Pension accounting rules: More of the same
FASB Statement 158,8 which went into effect on December 15, 2006, changes how corporations account for the funding status of their pension and other postemployment benefit plans. Beyond the headlines, this change once again provides investors with no new information: the rule simply means that financial information about the fair value of the under- or overfunding and about the annual financial performance of all postemployment plans must move from the footnotes to the balance sheet and the statement of comprehensive income. The data from the footnotes will replace the current amounts on the balance sheet, which were in essence obsolete estimates and often not even close to the market value of the funded status.

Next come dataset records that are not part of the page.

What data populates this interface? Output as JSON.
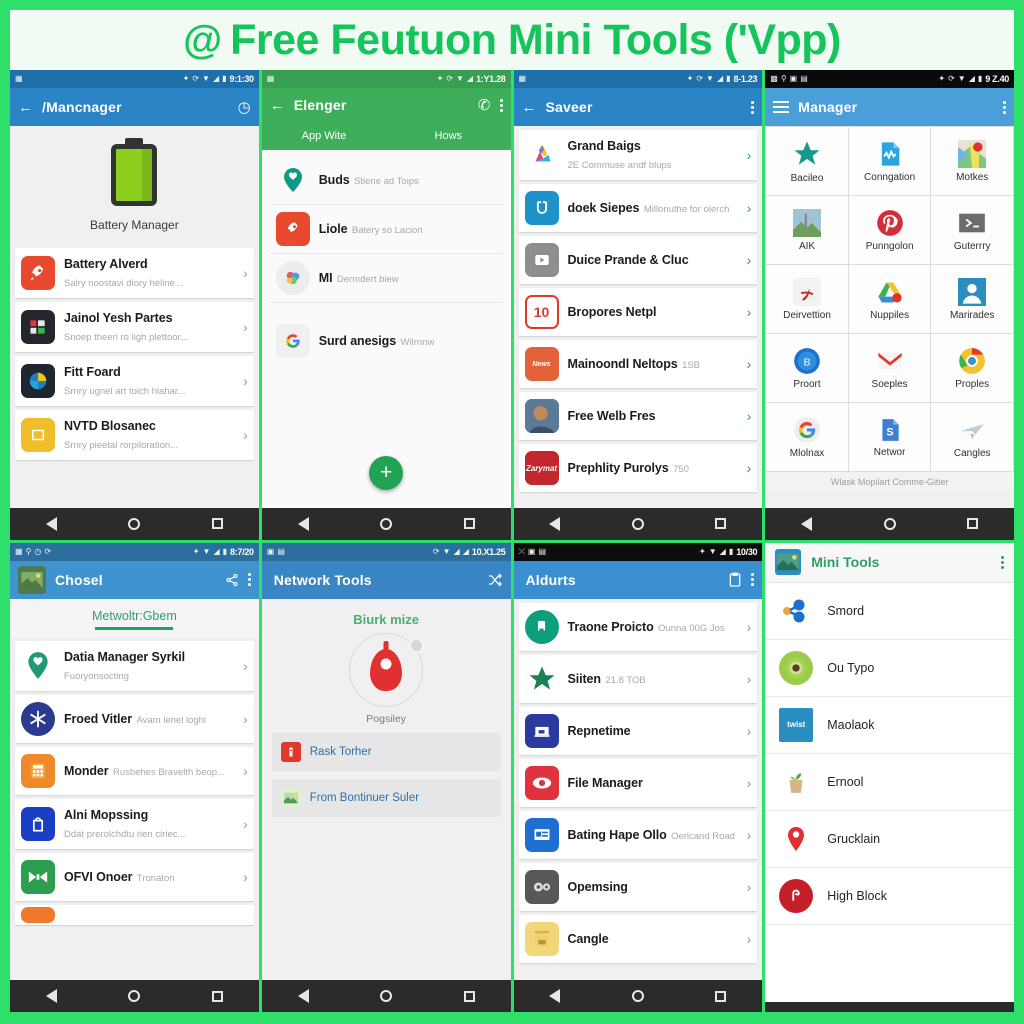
{
  "banner": {
    "at_glyph": "@",
    "title": "Free Feutuon Mini Tools ('Vpp)",
    "accent": "#16c45c"
  },
  "nav": {
    "back": "back-triangle",
    "home": "home-circle",
    "recents": "recents-square"
  },
  "screens": [
    {
      "id": "battery-manager",
      "statusbar": {
        "time": "9:1:30",
        "appbar_color": "#2b84c6",
        "status_color": "#1f6fa8"
      },
      "appbar": {
        "title": "/Mancnager",
        "left_icon": "←",
        "right_icon": "timer"
      },
      "hero": {
        "label": "Battery Manager"
      },
      "rows": [
        {
          "title": "Battery Alverd",
          "sub": "Salry noostavi diory heline...",
          "color": "#e8492f",
          "glyph": "rocket"
        },
        {
          "title": "Jainol Yesh Partes",
          "sub": "Snoep theeri ro ligh plettoor...",
          "color": "#24272b",
          "glyph": "tiles"
        },
        {
          "title": "Fitt Foard",
          "sub": "Srnry ugnel art toich hlahar...",
          "color": "#1e2630",
          "glyph": "globe"
        },
        {
          "title": "NVTD Blosanec",
          "sub": "Srnry pieetal rorpiloration...",
          "color": "#f0bd2b",
          "glyph": "box"
        }
      ]
    },
    {
      "id": "elenger",
      "statusbar": {
        "time": "1:Y1.28",
        "appbar_color": "#3fae5b",
        "status_color": "#389e52"
      },
      "appbar": {
        "title": "Elenger",
        "left_icon": "←",
        "right_icon": "call"
      },
      "tabs": [
        "App Wite",
        "Hows"
      ],
      "rows": [
        {
          "title": "Buds",
          "sub": "Stiene ad Toips",
          "color": "#0f9a86",
          "glyph": "pin-heart"
        },
        {
          "title": "Liole",
          "sub": "Batery so Lacion",
          "color": "#e8492f",
          "glyph": "rocket"
        },
        {
          "title": "MI",
          "sub": "Dermdert biew",
          "color": "#ededed",
          "glyph": "balloons"
        },
        {
          "title": "Surd anesigs",
          "sub": "Wilrnnw",
          "color": "#f0f0f0",
          "glyph": "google-g"
        }
      ],
      "fab": "+"
    },
    {
      "id": "saveer",
      "statusbar": {
        "time": "8-1.23",
        "appbar_color": "#2b84c6",
        "status_color": "#1f6fa8"
      },
      "appbar": {
        "title": "Saveer",
        "left_icon": "←",
        "right_icon": "kebab"
      },
      "rows": [
        {
          "title": "Grand Baigs",
          "sub": "2E Commuse andf blups",
          "color": "#ffffff",
          "glyph": "drive-tri"
        },
        {
          "title": "doek Siepes",
          "sub": "Millonuthe for olerch",
          "color": "#1f93c9",
          "glyph": "magnet"
        },
        {
          "title": "Duice Prande & Cluc",
          "sub": "",
          "color": "#8e8e8e",
          "glyph": "play-card"
        },
        {
          "title": "Bropores Netpl",
          "sub": "",
          "color": "#e03a2b",
          "glyph": "cal-10"
        },
        {
          "title": "Mainoondl Neltops",
          "sub": "1SB",
          "color": "#e2633a",
          "glyph": "news"
        },
        {
          "title": "Free Welb Fres",
          "sub": "",
          "color": "#4c6a86",
          "glyph": "photo"
        },
        {
          "title": "Prephlity Purolys",
          "sub": "750",
          "color": "#c1272d",
          "glyph": "script"
        }
      ]
    },
    {
      "id": "manager-grid",
      "statusbar": {
        "time": "9 Z.40",
        "appbar_color": "#4a9fd8",
        "status_color": "#0a0a0a"
      },
      "appbar": {
        "title": "Manager",
        "left_icon": "menu",
        "right_icon": "kebab"
      },
      "tiles": [
        {
          "label": "Bacileo",
          "color": "#17998a",
          "glyph": "star"
        },
        {
          "label": "Conngation",
          "color": "#2aa5e0",
          "glyph": "wave-doc"
        },
        {
          "label": "Motkes",
          "color": "#ffffff",
          "glyph": "maps"
        },
        {
          "label": "AIK",
          "color": "#9ec4d6",
          "glyph": "photo"
        },
        {
          "label": "Punngolon",
          "color": "#d42d3c",
          "glyph": "pinterest"
        },
        {
          "label": "Guterrry",
          "color": "#6c6c6c",
          "glyph": "board"
        },
        {
          "label": "Deirvettion",
          "color": "#f2f2f2",
          "glyph": "acrobat"
        },
        {
          "label": "Nuppiles",
          "color": "#ffffff",
          "glyph": "drive-tri"
        },
        {
          "label": "Marirades",
          "color": "#2a8fc0",
          "glyph": "contact"
        },
        {
          "label": "Proort",
          "color": "#1f6fcb",
          "glyph": "blue-badge"
        },
        {
          "label": "Soeples",
          "color": "#f5f5f5",
          "glyph": "gmail"
        },
        {
          "label": "Proples",
          "color": "#ffffff",
          "glyph": "chrome"
        },
        {
          "label": "Mlolnax",
          "color": "#ededed",
          "glyph": "google-g"
        },
        {
          "label": "Networ",
          "color": "#3e7fd5",
          "glyph": "slides-s"
        },
        {
          "label": "Cangles",
          "color": "#b9cfd4",
          "glyph": "plane"
        }
      ],
      "footer": "Wlask Mopilart Comme-Gitier"
    },
    {
      "id": "chosel",
      "statusbar": {
        "time": "8:7/20",
        "appbar_color": "#3f93cf",
        "status_color": "#2b6f9e"
      },
      "appbar": {
        "title": "Chosel",
        "left_icon": "thumb",
        "right_icon": "share"
      },
      "section_tab": "Metwoltr:Gbem",
      "rows": [
        {
          "title": "Datia Manager Syrkil",
          "sub": "Fuoryonsocting",
          "color": "#1f9a72",
          "glyph": "pin-heart"
        },
        {
          "title": "Froed Vitler",
          "sub": "Avam lenel loghi",
          "color": "#2a3a8f",
          "glyph": "snowflake"
        },
        {
          "title": "Monder",
          "sub": "Rusbehes Bravelth beop...",
          "color": "#ef8a2b",
          "glyph": "calc"
        },
        {
          "title": "Alni Mopssing",
          "sub": "Ddat prerolchdtu rien ciriec...",
          "color": "#1b3fc4",
          "glyph": "bag"
        },
        {
          "title": "OFVI Onoer",
          "sub": "Tronaton",
          "color": "#2b9e4f",
          "glyph": "bowtie"
        },
        {
          "title": "",
          "sub": "",
          "color": "#ef7a2b",
          "glyph": "box"
        }
      ]
    },
    {
      "id": "network-tools",
      "statusbar": {
        "time": "10.X1.25",
        "appbar_color": "#3a86c4",
        "status_color": "#2b6f9e"
      },
      "appbar": {
        "title": "Network Tools",
        "left_icon": "",
        "right_icon": "shuffle"
      },
      "center": {
        "title": "Biurk mize",
        "caption": "Pogsiley"
      },
      "buttons": [
        {
          "label": "Rask Torher",
          "color": "#e0392b",
          "glyph": "ruler"
        },
        {
          "label": "From Bontinuer Suler",
          "color": "#dff0d0",
          "glyph": "photo-sm"
        }
      ]
    },
    {
      "id": "aldurts",
      "statusbar": {
        "time": "10/30",
        "appbar_color": "#3a8fd0",
        "status_color": "#0d0d0d"
      },
      "appbar": {
        "title": "Aldurts",
        "left_icon": "",
        "right_icon": "clipboard"
      },
      "rows": [
        {
          "title": "Traone Proicto",
          "sub": "Ounna 00G Jos",
          "color": "#0d9e7b",
          "glyph": "rnd-doc"
        },
        {
          "title": "Siiten",
          "sub": "21.8 TOB",
          "color": "#1d7f56",
          "glyph": "star"
        },
        {
          "title": "Repnetime",
          "sub": "",
          "color": "#2a3a9f",
          "glyph": "screen"
        },
        {
          "title": "File Manager",
          "sub": "",
          "color": "#e0313f",
          "glyph": "eye"
        },
        {
          "title": "Bating Hape Ollo",
          "sub": "Oerlcand Road",
          "color": "#1f6fd0",
          "glyph": "card"
        },
        {
          "title": "Opemsing",
          "sub": "",
          "color": "#585858",
          "glyph": "gears"
        },
        {
          "title": "Cangle",
          "sub": "",
          "color": "#f2d77a",
          "glyph": "toolbox"
        }
      ]
    },
    {
      "id": "mini-tools",
      "header": {
        "title": "Mini Tools",
        "right_icon": "kebab"
      },
      "rows": [
        {
          "label": "Smord",
          "color": "#1f6fd0",
          "glyph": "share-node"
        },
        {
          "label": "Ou Typo",
          "color": "#9ccb4a",
          "glyph": "avocado"
        },
        {
          "label": "Maolaok",
          "color": "#2a8fc0",
          "glyph": "label-twist"
        },
        {
          "label": "Ernool",
          "color": "#d7b487",
          "glyph": "plant-bag"
        },
        {
          "label": "Grucklain",
          "color": "#e03030",
          "glyph": "pin"
        },
        {
          "label": "High Block",
          "color": "#c4202a",
          "glyph": "spiral"
        }
      ]
    }
  ]
}
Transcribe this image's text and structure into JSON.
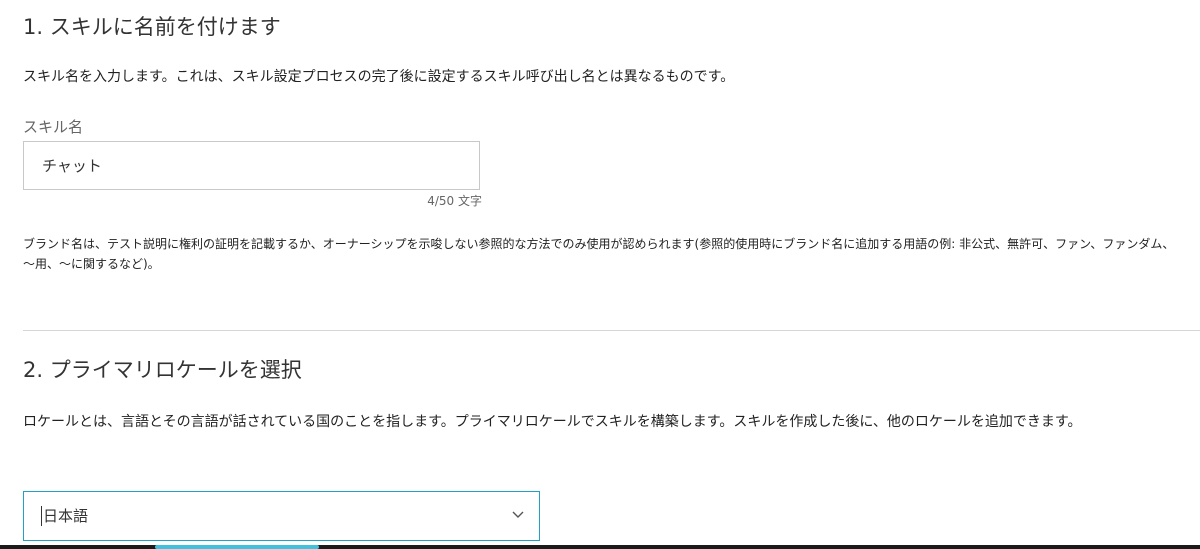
{
  "section1": {
    "heading": "1. スキルに名前を付けます",
    "description": "スキル名を入力します。これは、スキル設定プロセスの完了後に設定するスキル呼び出し名とは異なるものです。",
    "field_label": "スキル名",
    "input_value": "チャット",
    "counter": "4/50 文字",
    "brand_note": "ブランド名は、テスト説明に権利の証明を記載するか、オーナーシップを示唆しない参照的な方法でのみ使用が認められます(参照的使用時にブランド名に追加する用語の例: 非公式、無許可、ファン、ファンダム、～用、～に関するなど)。"
  },
  "section2": {
    "heading": "2. プライマリロケールを選択",
    "description": "ロケールとは、言語とその言語が話されている国のことを指します。プライマリロケールでスキルを構築します。スキルを作成した後に、他のロケールを追加できます。",
    "selected_locale": "日本語",
    "dropdown_icon": "chevron-down-icon"
  },
  "colors": {
    "focus_border": "#21a1c4",
    "bottom_accent": "#3fc0dc",
    "divider": "#d6d6d6"
  }
}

This new standard, which is similar (but not equal) to the requirements of international accounting rules,9 could result in a drop in shareholder equity on the order of $200 billion, or 5 percent, for the S&P 500.10 Yet absent some new information that investors previously didn’t have, they probably won’t care. Nor will they care about the increased equity volatility that might come with the implementation of the new rule. The changes might require amendments to some tightly written debt covenants, but we doubt they will force renegotiations. Savvy lenders understand the difference between accounting and cash flow: for example, credit-rating agencies have long incorporated in their ratings the debt from pension liabilities and other off-balance-sheet items (for example, leases).
Pension regulations in general are of course important. The US Pension Protection Act of 2006 aims to improve the funding of corporate pension plans by imposing tighter funding requirements, which influence cash flows to equity and therefore equity value. Similarly, scholars and practitioners alike rightfully debate whether the discount rates used in estimating pension liabilities are correct, given macroeconomic developments. But this is a good debate about the NPV of liabilities—and very different from moving data from one page to another.
Watch out for what’s important
Given these changes in accounting rules—and the certainty that more will come—value-minded managers, boards, and advisers must be disciplined about keeping their focus on fundamentals. Too much time is wasted debating the impact of accounting rules that simply do not matter.
In our experience, when managers plan to change capital funding or payout regimes, pensions, compensation, or other financial plans solely as a result of revised accounting rules, value is typically destroyed. Shareholder value depends on cash flows and the cost of capital, not on the method of accounting for them.